Do the Hustle​ Company, a manufacturer of bell bottom​ jeans, has the capacity to produce​ 15,000 pairs of jeans each month. Current production and sales are​ 10,000 pairs per month at a selling price of​ $15 each. Based on this level of​ activity, the following unit costs are​ incurred: Direct Materials ​$5.00 Direct Labor    ​ $3.00 Variable MOH ​$0.75 Fixed MOH ​$1.50 Hustle has received a special order from a customer who wants to pay a reduced price of​ $10 per pair of jeans for an order of​ 6,000 pairs of jeans. If the special order is​ accepted, what will be the change in operating​ income?
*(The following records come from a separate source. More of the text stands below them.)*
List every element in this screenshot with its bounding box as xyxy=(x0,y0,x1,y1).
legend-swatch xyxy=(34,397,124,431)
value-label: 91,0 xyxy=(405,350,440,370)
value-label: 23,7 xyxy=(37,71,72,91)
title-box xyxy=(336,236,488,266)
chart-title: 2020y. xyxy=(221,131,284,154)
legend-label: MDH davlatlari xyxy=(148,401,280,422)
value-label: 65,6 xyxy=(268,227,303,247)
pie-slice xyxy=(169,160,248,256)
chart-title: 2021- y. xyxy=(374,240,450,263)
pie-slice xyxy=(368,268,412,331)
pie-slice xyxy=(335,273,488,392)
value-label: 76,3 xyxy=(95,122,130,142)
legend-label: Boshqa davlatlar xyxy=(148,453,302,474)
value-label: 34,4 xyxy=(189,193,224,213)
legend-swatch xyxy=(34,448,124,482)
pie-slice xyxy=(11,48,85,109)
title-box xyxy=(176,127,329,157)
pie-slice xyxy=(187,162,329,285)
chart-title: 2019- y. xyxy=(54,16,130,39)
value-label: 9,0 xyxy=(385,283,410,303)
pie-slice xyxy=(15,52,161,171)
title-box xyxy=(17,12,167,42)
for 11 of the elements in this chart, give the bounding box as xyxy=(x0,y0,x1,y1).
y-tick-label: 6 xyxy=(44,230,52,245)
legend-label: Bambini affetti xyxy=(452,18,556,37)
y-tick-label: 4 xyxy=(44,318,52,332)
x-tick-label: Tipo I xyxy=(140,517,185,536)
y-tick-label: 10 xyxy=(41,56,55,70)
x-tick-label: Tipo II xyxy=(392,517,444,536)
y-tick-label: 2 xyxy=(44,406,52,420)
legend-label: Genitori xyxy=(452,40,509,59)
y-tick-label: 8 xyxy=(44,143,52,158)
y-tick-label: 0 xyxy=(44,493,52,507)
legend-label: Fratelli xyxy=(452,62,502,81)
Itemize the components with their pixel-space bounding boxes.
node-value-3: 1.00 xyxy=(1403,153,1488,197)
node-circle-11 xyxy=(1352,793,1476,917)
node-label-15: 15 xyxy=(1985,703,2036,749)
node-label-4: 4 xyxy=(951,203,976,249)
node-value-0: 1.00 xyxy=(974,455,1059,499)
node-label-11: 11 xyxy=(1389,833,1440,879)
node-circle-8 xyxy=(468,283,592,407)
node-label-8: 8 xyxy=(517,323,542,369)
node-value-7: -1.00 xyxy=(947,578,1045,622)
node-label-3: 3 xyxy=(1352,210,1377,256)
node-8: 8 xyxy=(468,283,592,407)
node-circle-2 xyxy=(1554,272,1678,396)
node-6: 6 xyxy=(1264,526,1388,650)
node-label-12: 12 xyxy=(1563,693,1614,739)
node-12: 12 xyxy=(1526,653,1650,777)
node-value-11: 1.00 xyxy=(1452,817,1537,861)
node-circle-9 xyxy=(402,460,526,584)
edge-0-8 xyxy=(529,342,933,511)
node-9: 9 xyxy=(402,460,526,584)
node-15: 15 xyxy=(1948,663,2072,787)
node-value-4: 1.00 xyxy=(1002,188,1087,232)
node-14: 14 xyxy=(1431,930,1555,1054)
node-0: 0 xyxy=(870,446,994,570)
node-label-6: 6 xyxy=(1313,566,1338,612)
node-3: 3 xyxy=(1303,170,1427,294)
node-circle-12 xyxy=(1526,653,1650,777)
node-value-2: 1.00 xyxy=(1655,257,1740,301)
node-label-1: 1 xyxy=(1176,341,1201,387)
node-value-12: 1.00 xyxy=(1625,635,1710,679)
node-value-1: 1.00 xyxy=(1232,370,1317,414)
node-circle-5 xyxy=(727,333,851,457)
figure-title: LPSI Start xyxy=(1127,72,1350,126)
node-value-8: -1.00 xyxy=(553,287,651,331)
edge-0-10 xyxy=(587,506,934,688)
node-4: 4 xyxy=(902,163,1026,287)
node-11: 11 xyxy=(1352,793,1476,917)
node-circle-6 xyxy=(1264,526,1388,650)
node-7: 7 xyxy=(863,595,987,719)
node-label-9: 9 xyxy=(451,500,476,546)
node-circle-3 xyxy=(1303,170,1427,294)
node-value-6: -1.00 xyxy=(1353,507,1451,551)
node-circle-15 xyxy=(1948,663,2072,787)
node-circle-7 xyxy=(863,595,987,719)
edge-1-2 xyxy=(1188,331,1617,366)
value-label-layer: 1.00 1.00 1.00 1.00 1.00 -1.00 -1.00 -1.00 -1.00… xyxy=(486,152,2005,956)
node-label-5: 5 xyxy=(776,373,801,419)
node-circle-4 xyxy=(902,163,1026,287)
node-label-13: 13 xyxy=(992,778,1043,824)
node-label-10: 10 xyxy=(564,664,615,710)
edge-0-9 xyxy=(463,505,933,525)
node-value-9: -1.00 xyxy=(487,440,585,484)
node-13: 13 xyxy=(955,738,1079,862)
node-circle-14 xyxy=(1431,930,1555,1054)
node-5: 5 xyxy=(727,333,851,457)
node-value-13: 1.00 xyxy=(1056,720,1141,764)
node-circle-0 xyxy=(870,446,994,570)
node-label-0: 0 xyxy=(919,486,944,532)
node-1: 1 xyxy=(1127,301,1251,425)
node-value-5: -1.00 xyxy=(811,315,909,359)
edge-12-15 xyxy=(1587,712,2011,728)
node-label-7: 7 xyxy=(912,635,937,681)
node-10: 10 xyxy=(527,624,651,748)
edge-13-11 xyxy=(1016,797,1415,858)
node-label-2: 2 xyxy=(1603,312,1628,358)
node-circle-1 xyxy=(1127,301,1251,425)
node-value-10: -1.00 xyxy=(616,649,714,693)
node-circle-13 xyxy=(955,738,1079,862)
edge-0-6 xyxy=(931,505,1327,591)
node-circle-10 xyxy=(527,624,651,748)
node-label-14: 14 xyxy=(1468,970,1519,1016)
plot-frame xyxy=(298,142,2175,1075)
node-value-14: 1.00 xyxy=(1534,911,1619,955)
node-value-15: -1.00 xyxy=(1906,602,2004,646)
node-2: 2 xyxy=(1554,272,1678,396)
A. increase of​ $1,250 B. decrease of​$30,000 C. increase of​ $5,000 D. increase of​ $7,500 E. decrease of​ $6,250

Respuesta :

Answer:

The correct answer is D.

Explanation:

Giving the following information:

Direct Materials ​$5.00

Direct Labor ​ $3.00

Variable MOH ​$0.75

Fixed MOH ​$1.50

Hustle has received a special order from a customer who wants to pay a reduced price of​ $10 per pair of jeans for an order of​ 6,000 pairs of jeans.

Because it is a special offer, we will no have into account the fixed costs.